The project is tied together by 50,000 square feet of storefronts along a street that bisects the site and leads toward Petco Park.
“The pandemic really threw us a curveball in the sense that the work-from-home and hybrid work environments that were put in place ... have abated some of the demand for office,” said Paul DeMartini, who is an executive with New York-based real estate developer Tishman Speyer. “We thought that, based on the city’s housing needs and based on the demand that we were seeing for housing in the market, that it was more appropriate to meet that market demand to get this project into production and make it a reality sooner.”
The units will be constructed in two phases, with start dates and completion timelines to be memorialized in what’s known as a Disposition and Development Agreement, or DDA. The schedule is designed to ensure that the residences, particularly the ones that are deed restricted, are constructed in a timely fashion, Bibler said. The developer is required by the agreement to start the first phase of construction within 18 months of the close of escrow and complete 900 total units within 45 months. The entire project must be wrapped up by December 2035.
Ten percent of total units, or 180 units, will be restricted by covenant for households earning up to 60 percent of the area median income, and 90 units will be reserved for households earning up to 150 percent of the area median income. Currently, the median income for a family of four in San Diego is $95,100.

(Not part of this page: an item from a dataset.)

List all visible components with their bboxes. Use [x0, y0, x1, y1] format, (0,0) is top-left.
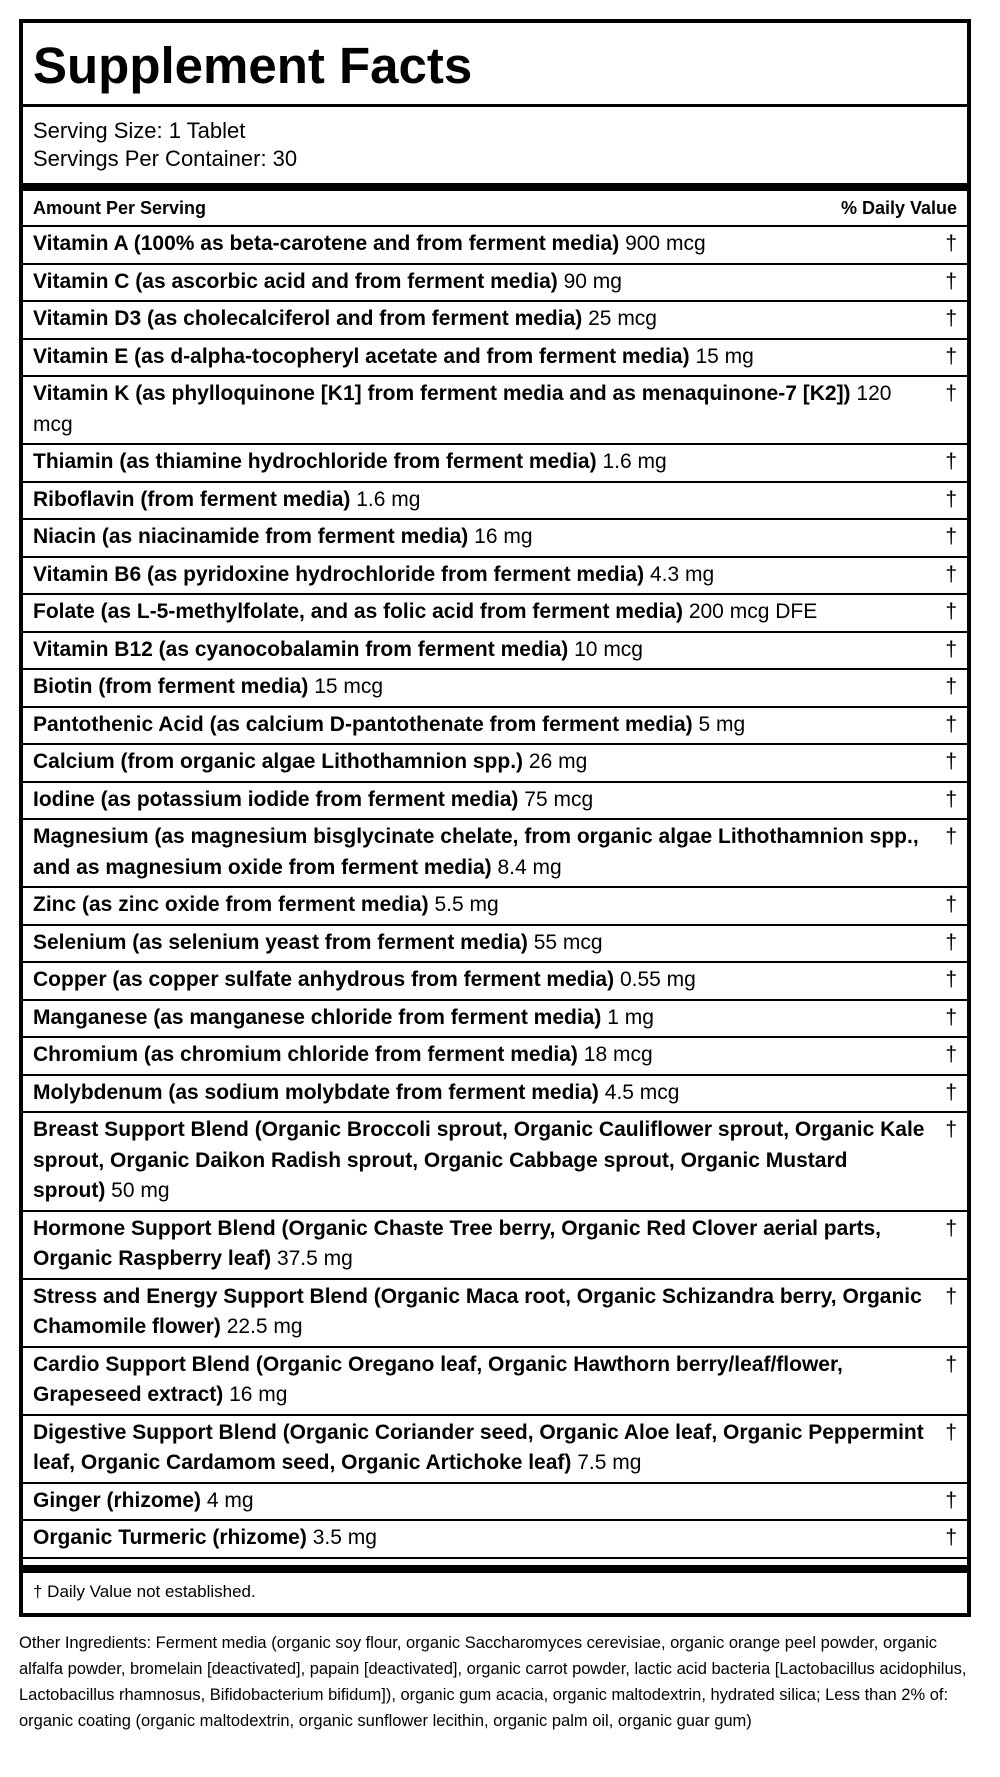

The percentage of affordable units is greater than what is required by the city’s inclusionary housing laws but less than what is being required of developers proposing to redo the city’s sports arena site in the Midway District.
“This is a significant number of affordable housing units ... 270 units is larger than what downtown has anywhere else,” Bibler said. “We evaluated the (developer’s financial model) and this is what could pencil without any reduction price (to the purchase price).”
The Tailgate Park transaction has thus far been shielded from the state’s stricter disposition laws for surplus land because the parties were under contract before December 31, 2020. However, the new rules, enforced by the California Department of Housing and Community Development, dictate that the city must close escrow on redevelopment land by the end of the year to remain exempt from the statute.